Innovative Synthesis of Photo‐Responsive, Self‐Healing Silicone Elastomers with Enhanced Mechanical Properties and Thermal Stability

Abstract Photo‐responsive materials have garnered significant interest for their ability to react to non‐contact stimuli, though achieving self‐healing under gentle conditions remains an elusive goal. In this research, an innovative and straightforward approach for synthesizing silicone elastomers is proposed that not only self‐heal at room temperature but also possess unique photochromic properties and adjustable mechanical strength, along with being both transparent and reprocessable. Initially, aldehyde‐bifunctional dithiophene‐ethylene molecules with dialdehyde groups (DTEM) and isocyanurate (IPDI) is introduced into the aminopropyl‐terminated polydimethylsiloxane (H 2 N‐PDMS‐NH 2 ) matrix.
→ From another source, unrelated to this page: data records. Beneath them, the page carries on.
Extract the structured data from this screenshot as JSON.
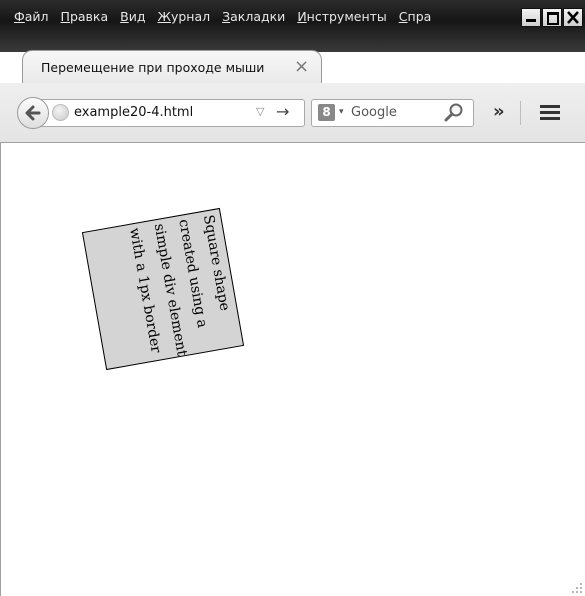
{
  "menubar": {
    "items": [
      {
        "accel": "Ф",
        "rest": "айл"
      },
      {
        "accel": "П",
        "rest": "равка"
      },
      {
        "accel": "В",
        "rest": "ид"
      },
      {
        "accel": "Ж",
        "rest": "урнал"
      },
      {
        "accel": "З",
        "rest": "акладки"
      },
      {
        "accel": "И",
        "rest": "нструменты"
      },
      {
        "accel": "С",
        "rest": "пра"
      }
    ]
  },
  "tab": {
    "title": "Перемещение при проходе мыши",
    "close": "×",
    "new_tab": "+"
  },
  "toolbar": {
    "url": "example20-4.html",
    "url_dropdown": "▽",
    "go": "→",
    "search_engine_letter": "8",
    "search_dropdown": "▾",
    "search_placeholder": "Google",
    "overflow": "»"
  },
  "content": {
    "square_text": "Square shape created using a simple div element with a 1px border"
  },
  "colors": {
    "square_fill": "#d4d4d4",
    "menubar_bg": "#1f1f1f"
  }
}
Subsequently, palladium is incorporated to enhance coordination within the matrix. These silicone elastomers transition to a blue state under 254 nm UV light and revert to transparency under 580 nm light. Remarkably, they demonstrate excellent thermal stability at temperatures up to 100 °C and show superior fatigue resistance. The optical switching capabilities of the silicone elastomers significantly affect both their mechanical characteristics and self‐healing abilities. Notably, the PDMS‐DTEM‐IPDI‐@Pd silicone elastomer, featuring closed‐loop photo‐switching molecules, exhibits a fracture toughness that is 1.3 times greater and a room temperature self‐healing efficiency 1.4 times higher than its open‐loop counterparts. This novel photo‐responsive silicone elastomer offers promising potential for applications in data writing and erasure, UV protective coatings, and micro‐trace development.